L'Histoire de l'organisation territoriale démontre que la déconcentration est fortement liée à l'installation d'un pouvoir fort, elle est le fruit d'une volonté d'unité de l'application de la loi sur l'ensemble du territoire national, c'est à dire s'assurer qu'elle sera appliquée de manière équivalente, car il ne faut pas oublier que l'administration est aux mains du Gouvernement au terme de l'Article 21 de la Constitution et par conséquent subordonnée aux Ministres, serviteurs de l'Etat si l'on se réfère à l'éthymologie du terme.

 

5 éléments de détermination de la déconcentration :

- l'absence de personnalité morale

- nomination des autorités déconcentrées (Agents, Administrations) par le pouvoir central = les ministres ou les centre de gestion

- compétences exercées au nom de l'Etat (la responsabilité en cas de faute de l'agent dans le cadre de ses fonctions et non dans le cadre de la faute personnelle, oblige le juge à chercher la faute de l'Etat, car l'agent aura agit dans le cadre de la représentation de celui-ci)

- existence d'un pouvoir hiérarchique.

- Loi ATR du 6 février 1992 : mission de service public à caractère national pour les administrations centrales et à caractère local ou territorial pour les services territoriaux déconcentrés, qui disposent d'une compétence de principe en l'absence de texte.
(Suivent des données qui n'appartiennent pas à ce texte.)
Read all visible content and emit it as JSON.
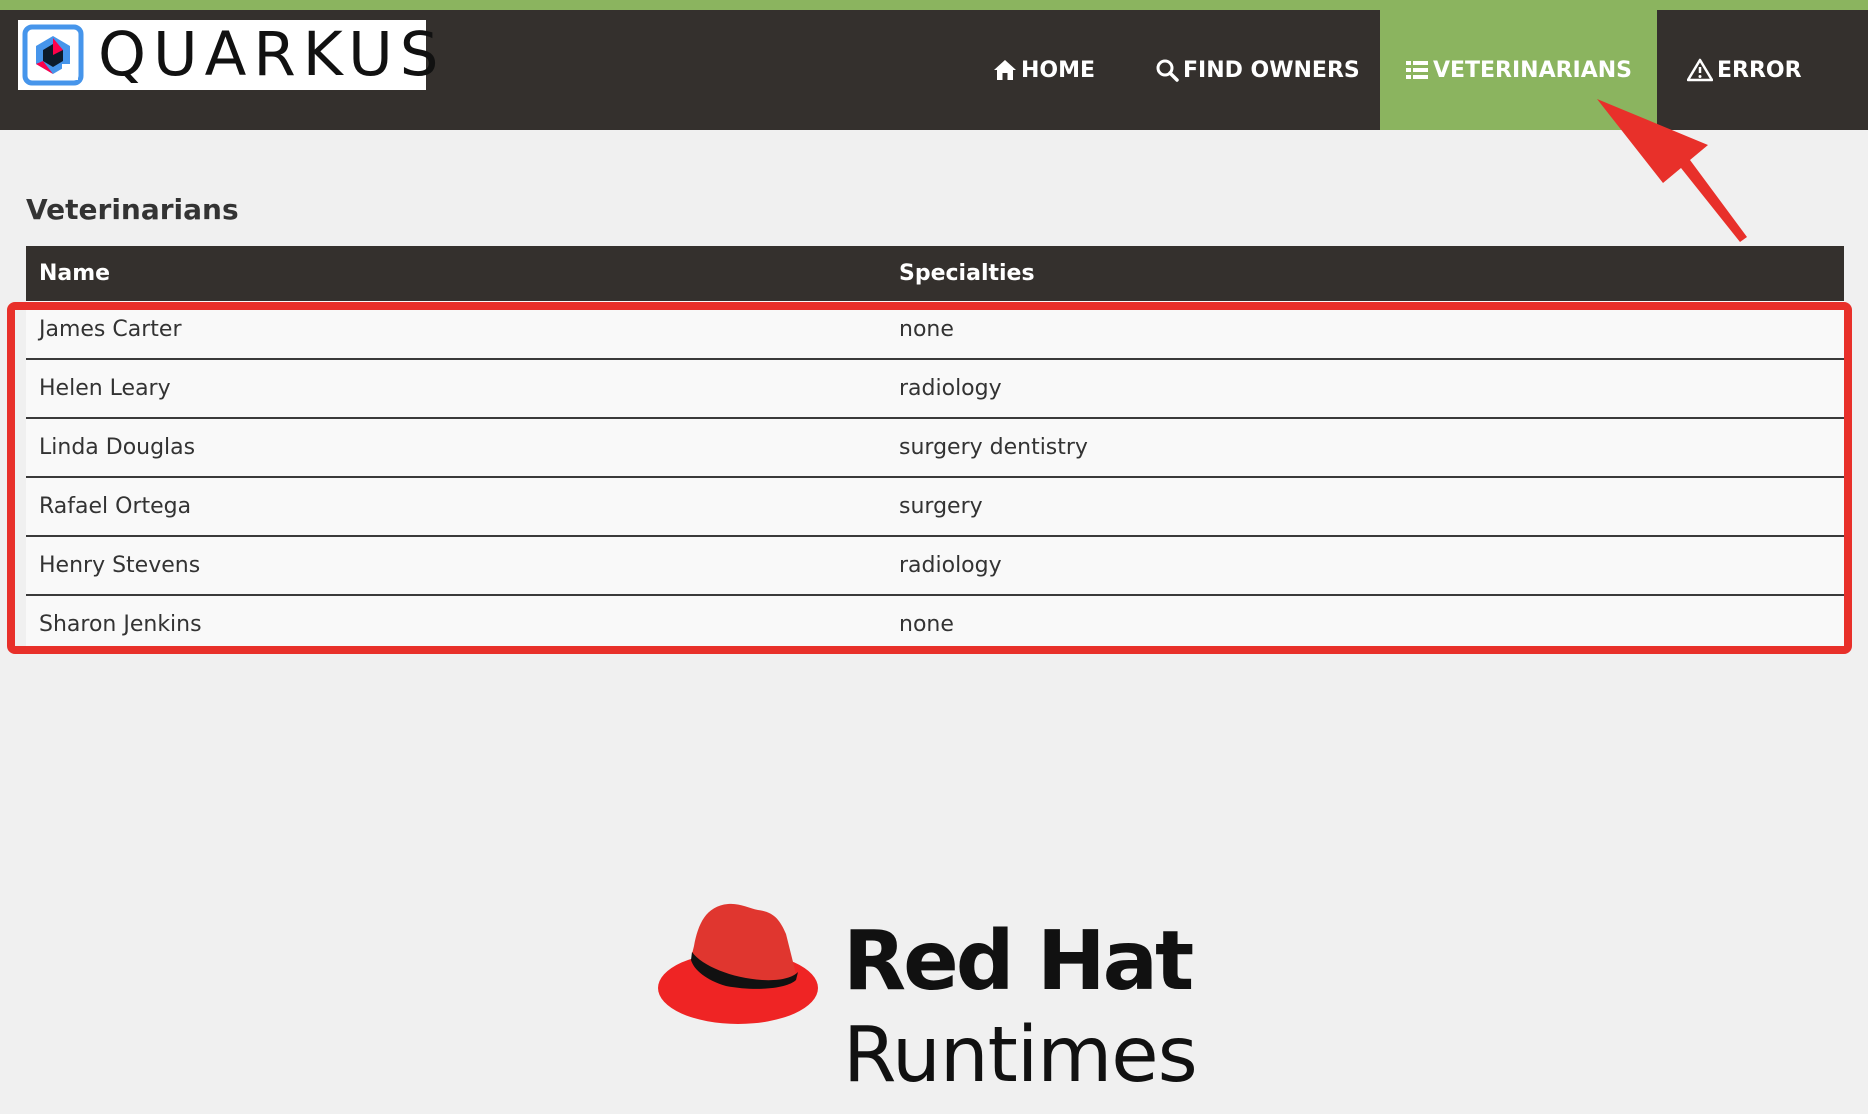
{
  "header": {
    "logo_text": "QUARKUS",
    "nav": [
      {
        "label": "HOME",
        "icon": "home-icon"
      },
      {
        "label": "FIND OWNERS",
        "icon": "search-icon"
      },
      {
        "label": "VETERINARIANS",
        "icon": "list-icon",
        "active": true
      },
      {
        "label": "ERROR",
        "icon": "warning-icon"
      }
    ]
  },
  "main": {
    "title": "Veterinarians",
    "columns": [
      "Name",
      "Specialties"
    ],
    "rows": [
      {
        "name": "James Carter",
        "specialties": "none"
      },
      {
        "name": "Helen Leary",
        "specialties": "radiology"
      },
      {
        "name": "Linda Douglas",
        "specialties": "surgery dentistry"
      },
      {
        "name": "Rafael Ortega",
        "specialties": "surgery"
      },
      {
        "name": "Henry Stevens",
        "specialties": "radiology"
      },
      {
        "name": "Sharon Jenkins",
        "specialties": "none"
      }
    ]
  },
  "footer": {
    "brand_line1": "Red Hat",
    "brand_line2": "Runtimes"
  },
  "colors": {
    "navbar": "#34302d",
    "accent_green": "#8bb45f",
    "annotation_red": "#e8302a",
    "background": "#f0f0f0"
  }
}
Le juge peut le cas échéant déterminer la qualité de la mission.

 

Décentralisation : démocratie, proximité

Dans ce système, la gestion administrative d'un territoire est confiée à des autorités locales élues. La loi détermine le cadre de l'autonomie des entités administratives concernées. La décentralisation se prononce par des transferts de compétences de l'autorité centrale vers l'autorité administrée et devenant par ce transfert administrateur sur les compétences concernées, l'acte I de la décentralisation en France est marqué par les lois Defferre du 4 mars 1982 sous la présidence de François Mittérand pourtant traditionnellement opposé à cette ouverture. L'article C. 72 nous indique les éléments de réflexion : les collectivités territoriales de la République s'administrent librement par des conseils élus et dans les conditions prévues par la loi. Depuis le 28 mars 2008, et la révision constitutionnelle, l'article 1er de la Constitution prévoit que l'organisation de la République est décentralisée.

 

La décentralisation peut être territoriale ou fonctionnelle, c'est à dire technique ou par service. Si elle est territoriale, elle est géographique. Si elle est fonctionnelle, la décentralisation s'opère très largement par la création d'Etablissements publics comme l'université ou l'hôpital. Dans ce cas, le service public est décentralisé, c'est à dire confié à des personnes morales autres que l'Etat. Les collectivités locales qui sont une décentralisation de l'Etat, connaissent elles aussi leur propre décentralisation : l'Etablissement public territorial  appelé EPCI, établissement public de coopération intercommunale tel que le syndicat de communes, la communauté d'agglomération, communauté de communes, le pays.

 

Le décentralisation connaît elle aussi ses critiques : présidentialisme local, risque réel d'accentuer les inégalités sociales sur le territoire national, certains pronant même le risque de la dislocation de l'unité nationale ; ceci explique l'attachement du constituant à préciser la valeur indivisible de la République dans son article 1er.

 

Art. 1. - La France est une République indivisible, laïque, démocratique et sociale. Elle assure l'égalité devant la loi de tous les citoyens sans distinction d'origine, de race ou de religion. Elle respecte toutes les croyances. Son organisation est décentralisée.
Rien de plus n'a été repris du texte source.